A second part of the study found that a different drug, a blood pressure medication called ramipril, or Altace, made no difference in the risk of developing diabetes but helped normalize blood sugar for some.
The research was long-awaited, and the Avandia results at first glance seem impressive. However, experts say it is difficult to determine how much of the improvement was due to the drug, because study volunteers also were regularly counseled about healthy diets and lifestyles.
"We know that lifestyle changes alone can reduce the risk of developing diabetes by up to 58 percent," said Dr. Martin Abrahamson, medical director of the Joslin Diabetes Center in Boston, who had no ties to the study.
Those benefits come without the $90-to-$170-a-month cost and side effects of Avandia, said Dr. Alvin Powers, director of diabetes research at Vanderbilt University Medical Center who also had no role in the research.
"Fluid retention, congestive heart failure, and weight gain are known side effects of Avandia" when it's used to treat diabetes, Powers noted.
Results of the study were reported Friday at a diabetes meeting in Denmark. The Avandia findings were published online by the British medical journal The Lancet; the Altace results were posted online by the New England Journal of Medicine. Both will appear in print editions later.
The study was paid for by the Canadian Institutes of Health Research and companies that make the drugs. (GlaxoSmithKline PLC makes Avandia; Sanofi-Aventis SA and King Pharmaceuticals market Altace.) Some study leaders consult for the companies.
The aim was preventing Type 2 diabetes, the form that is linked to obesity and sometimes leads to kidney failure, amputations and death. It occurs when the body does not make enough insulin or cannot effectively use what it manages to produce.
About 18 million Americans have Type 2 diabetes, and another 40 million have blood-sugar abnormalities called pre-diabetes. Research suggests that as many as half of pre-diabetics develop diabetes within three years.
Doctors at McMaster University in Canada and in 20 other countries assigned 5,000 pre-diabetics to get either Avandia, Altace, both drugs or no drug.
In the Lancet study, 306 of the 2,365 people given Avandia for an average of three years developed diabetes or died, compared with 686 of the 2,634 who did not receive that drug.
Fourteen of those given Avandia developed heart failure, while only two cases of heart failure occurred in people who didn't take the drug. Some doctors believe the heart risk is manageable as long as physicians carefully check patients taking the drug for heart abnormalities.
However, Powers said a drug to prevent one disease — diabetes — must not bring a substantial risk of another. Otherwise, doctors will be unwilling to prescribe it, especially when lifestyle changes and other drugs such as metformin can prevent diabetes, too, although sometimes to a lesser extent.

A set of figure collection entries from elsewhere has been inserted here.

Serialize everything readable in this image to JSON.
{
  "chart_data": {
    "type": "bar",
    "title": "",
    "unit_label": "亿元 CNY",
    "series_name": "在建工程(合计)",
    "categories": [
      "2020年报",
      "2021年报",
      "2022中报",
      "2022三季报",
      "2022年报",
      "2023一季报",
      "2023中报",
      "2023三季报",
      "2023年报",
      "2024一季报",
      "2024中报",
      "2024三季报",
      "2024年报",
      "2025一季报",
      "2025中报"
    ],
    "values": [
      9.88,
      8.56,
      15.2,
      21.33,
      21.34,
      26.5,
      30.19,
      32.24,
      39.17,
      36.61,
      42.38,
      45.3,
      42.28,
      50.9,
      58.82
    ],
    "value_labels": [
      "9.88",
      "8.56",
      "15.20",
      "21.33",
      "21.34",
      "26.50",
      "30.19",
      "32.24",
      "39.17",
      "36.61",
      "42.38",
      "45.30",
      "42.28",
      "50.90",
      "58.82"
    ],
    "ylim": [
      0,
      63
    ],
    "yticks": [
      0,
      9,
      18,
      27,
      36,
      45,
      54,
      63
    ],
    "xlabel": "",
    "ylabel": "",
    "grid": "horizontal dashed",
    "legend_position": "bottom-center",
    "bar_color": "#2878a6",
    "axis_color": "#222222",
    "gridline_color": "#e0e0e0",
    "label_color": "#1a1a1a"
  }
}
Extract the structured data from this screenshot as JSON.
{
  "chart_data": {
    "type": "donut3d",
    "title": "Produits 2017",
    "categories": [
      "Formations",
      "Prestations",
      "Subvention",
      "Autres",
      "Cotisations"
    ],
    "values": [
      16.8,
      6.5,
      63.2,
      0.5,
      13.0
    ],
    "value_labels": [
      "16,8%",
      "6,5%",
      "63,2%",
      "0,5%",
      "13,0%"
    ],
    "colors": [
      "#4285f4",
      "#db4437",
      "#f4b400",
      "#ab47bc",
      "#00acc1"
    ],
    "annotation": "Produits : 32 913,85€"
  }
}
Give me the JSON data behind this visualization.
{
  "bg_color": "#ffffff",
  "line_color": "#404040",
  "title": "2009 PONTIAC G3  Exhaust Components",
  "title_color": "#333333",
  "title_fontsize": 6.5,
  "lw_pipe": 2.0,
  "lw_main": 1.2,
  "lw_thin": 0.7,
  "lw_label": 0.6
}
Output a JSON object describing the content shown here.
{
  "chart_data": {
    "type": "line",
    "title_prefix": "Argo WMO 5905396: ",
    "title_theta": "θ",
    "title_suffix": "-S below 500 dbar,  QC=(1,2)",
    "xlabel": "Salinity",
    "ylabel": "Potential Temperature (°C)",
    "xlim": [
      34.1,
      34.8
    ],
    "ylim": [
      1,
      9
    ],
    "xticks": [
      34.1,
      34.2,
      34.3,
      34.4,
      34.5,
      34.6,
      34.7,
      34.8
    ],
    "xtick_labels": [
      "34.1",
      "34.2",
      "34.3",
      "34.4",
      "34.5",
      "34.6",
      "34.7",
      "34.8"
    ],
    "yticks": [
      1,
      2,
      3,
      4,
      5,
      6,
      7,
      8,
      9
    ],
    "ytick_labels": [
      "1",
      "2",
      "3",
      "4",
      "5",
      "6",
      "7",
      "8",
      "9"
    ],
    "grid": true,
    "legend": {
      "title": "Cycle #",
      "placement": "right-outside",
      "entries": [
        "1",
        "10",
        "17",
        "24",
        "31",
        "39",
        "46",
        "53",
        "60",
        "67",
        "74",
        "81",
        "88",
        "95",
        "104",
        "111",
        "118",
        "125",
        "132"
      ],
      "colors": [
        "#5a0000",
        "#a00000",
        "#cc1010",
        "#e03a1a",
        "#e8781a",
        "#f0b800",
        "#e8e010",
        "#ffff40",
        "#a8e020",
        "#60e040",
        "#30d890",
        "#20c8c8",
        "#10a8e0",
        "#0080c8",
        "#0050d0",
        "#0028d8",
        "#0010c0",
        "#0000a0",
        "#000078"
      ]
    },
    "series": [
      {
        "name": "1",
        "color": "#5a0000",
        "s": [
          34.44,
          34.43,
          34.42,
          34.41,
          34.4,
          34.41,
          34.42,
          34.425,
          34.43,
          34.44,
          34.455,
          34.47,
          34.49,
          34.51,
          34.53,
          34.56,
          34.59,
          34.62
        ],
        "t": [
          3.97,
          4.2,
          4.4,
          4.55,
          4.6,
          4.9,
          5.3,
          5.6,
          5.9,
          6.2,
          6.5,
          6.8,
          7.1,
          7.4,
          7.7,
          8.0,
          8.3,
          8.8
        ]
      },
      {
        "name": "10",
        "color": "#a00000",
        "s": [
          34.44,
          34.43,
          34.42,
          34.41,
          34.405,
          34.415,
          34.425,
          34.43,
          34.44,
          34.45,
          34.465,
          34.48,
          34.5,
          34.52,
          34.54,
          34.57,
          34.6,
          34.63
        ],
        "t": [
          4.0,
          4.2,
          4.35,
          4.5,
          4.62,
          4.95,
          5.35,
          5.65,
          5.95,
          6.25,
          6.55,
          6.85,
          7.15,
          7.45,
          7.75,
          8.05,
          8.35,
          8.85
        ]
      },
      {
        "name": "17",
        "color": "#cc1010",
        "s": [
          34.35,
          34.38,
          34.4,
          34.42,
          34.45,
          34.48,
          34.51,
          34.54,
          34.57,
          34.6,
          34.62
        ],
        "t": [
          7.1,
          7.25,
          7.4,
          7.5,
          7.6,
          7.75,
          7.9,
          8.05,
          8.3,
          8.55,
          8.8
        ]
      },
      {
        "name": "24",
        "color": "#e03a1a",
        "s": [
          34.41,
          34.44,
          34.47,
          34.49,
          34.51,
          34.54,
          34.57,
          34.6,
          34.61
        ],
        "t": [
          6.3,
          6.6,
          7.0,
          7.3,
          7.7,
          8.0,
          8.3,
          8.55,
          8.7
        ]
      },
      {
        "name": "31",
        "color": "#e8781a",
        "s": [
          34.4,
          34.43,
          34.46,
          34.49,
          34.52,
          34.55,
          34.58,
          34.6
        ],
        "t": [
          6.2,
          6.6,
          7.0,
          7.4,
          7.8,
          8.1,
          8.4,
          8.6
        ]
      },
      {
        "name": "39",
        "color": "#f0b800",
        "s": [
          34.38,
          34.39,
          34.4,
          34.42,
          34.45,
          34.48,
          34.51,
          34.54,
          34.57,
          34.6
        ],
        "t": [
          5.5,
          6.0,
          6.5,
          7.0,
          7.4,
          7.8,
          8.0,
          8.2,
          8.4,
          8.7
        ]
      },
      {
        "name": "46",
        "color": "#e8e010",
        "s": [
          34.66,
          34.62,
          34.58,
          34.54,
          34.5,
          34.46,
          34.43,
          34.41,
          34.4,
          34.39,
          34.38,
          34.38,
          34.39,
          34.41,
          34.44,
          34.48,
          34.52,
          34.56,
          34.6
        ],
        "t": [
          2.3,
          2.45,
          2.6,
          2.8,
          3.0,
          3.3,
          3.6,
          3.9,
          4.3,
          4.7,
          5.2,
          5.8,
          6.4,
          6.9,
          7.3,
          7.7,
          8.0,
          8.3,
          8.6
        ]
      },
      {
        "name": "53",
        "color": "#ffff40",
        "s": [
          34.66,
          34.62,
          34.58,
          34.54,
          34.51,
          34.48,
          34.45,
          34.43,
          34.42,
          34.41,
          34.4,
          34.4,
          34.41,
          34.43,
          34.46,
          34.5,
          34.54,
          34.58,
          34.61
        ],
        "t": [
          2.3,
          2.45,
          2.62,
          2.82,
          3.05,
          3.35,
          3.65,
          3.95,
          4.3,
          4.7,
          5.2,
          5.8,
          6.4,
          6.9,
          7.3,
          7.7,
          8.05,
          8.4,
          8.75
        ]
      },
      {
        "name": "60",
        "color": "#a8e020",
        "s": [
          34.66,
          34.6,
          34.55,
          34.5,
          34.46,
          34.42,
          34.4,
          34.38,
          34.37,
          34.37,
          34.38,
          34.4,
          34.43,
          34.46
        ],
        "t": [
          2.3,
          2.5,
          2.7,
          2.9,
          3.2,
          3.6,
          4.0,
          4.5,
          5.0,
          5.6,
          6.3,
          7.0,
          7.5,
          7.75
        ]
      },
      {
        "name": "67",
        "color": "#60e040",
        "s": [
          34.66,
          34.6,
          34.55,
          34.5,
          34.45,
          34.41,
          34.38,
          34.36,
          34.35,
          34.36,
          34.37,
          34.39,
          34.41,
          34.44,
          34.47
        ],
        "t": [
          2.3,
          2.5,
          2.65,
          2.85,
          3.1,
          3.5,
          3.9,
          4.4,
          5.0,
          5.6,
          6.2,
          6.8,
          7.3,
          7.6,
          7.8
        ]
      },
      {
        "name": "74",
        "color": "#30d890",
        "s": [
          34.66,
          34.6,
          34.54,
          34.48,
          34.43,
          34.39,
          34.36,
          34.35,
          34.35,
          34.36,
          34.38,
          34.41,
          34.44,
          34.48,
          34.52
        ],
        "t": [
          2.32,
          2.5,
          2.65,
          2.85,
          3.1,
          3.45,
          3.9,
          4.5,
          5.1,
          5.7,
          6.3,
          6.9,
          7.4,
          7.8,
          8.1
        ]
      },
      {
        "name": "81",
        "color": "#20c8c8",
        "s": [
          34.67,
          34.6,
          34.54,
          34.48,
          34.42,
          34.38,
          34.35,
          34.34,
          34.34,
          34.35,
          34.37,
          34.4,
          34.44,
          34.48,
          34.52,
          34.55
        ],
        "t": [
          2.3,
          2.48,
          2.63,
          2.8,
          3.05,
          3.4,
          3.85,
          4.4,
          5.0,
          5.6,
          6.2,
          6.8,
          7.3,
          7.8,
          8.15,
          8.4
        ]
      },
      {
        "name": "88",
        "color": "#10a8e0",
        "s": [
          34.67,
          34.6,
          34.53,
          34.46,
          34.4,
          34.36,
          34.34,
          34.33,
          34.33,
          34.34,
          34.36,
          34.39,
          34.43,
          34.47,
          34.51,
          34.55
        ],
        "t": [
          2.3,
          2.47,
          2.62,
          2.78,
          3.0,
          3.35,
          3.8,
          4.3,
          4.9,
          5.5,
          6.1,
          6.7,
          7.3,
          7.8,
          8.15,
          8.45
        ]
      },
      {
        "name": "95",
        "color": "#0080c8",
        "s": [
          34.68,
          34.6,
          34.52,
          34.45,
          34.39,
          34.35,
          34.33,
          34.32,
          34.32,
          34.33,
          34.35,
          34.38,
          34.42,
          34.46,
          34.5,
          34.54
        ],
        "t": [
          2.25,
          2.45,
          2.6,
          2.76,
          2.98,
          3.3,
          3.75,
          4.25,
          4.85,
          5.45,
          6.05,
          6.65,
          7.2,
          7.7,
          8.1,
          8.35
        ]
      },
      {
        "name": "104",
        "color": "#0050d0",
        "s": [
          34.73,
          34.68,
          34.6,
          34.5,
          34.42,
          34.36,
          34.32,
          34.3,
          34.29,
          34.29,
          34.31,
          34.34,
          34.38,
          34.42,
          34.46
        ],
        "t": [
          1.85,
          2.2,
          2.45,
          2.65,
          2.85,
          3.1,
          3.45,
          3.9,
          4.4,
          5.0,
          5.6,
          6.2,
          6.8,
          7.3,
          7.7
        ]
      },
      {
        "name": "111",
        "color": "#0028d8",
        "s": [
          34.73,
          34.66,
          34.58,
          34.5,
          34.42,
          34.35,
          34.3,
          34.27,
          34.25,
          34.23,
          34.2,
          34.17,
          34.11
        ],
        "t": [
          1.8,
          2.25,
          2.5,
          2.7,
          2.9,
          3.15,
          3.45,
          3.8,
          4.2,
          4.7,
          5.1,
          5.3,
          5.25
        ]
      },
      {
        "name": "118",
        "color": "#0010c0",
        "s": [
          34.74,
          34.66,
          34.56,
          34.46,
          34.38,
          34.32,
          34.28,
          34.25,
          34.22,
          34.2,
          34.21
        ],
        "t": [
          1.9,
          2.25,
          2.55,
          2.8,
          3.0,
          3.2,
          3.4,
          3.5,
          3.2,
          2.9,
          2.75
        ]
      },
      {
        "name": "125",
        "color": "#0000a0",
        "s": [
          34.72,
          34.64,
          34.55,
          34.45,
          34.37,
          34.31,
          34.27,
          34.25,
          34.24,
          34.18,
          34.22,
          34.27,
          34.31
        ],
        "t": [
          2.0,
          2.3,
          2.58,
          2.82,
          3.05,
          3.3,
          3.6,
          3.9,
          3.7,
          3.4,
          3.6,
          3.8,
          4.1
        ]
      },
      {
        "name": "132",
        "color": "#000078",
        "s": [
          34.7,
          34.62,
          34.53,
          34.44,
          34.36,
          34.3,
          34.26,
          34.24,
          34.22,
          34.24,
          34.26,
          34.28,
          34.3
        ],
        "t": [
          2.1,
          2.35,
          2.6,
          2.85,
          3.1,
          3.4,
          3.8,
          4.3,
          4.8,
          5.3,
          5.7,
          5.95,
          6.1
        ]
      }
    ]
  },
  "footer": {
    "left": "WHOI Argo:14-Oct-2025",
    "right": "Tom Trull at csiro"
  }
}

"Diet and exercise are still our best way to prevent this," said Dr. Julie Ingelfinger, who wrote an editorial in the New England Journal on the study results.
Still, some doctors were encouraged by Avandia's potential.
"This underscores the fact that diabetes is preventable, and that we might have another means to do that with," said Dr. Peter Sheehan, director of diabetes at the Cabrini Medical Center in New York, who had no ties to the study.
The study's leader, Dr. Hertzel Gerstein of McMaster University, acknowledged a "synergistic effect" between Avandia and exercise, because both sensitize the body to the effects of insulin.
Dr. Jeffrey Probstfield, a University of Washington professor who led the U.S. portion of the study, said he would advise pre-diabetics to try the drug.
"I'm a strict adherent to the lifestyle approach," but the drug adds one more tool people can use to avoid a deadly and disabling disease, he said.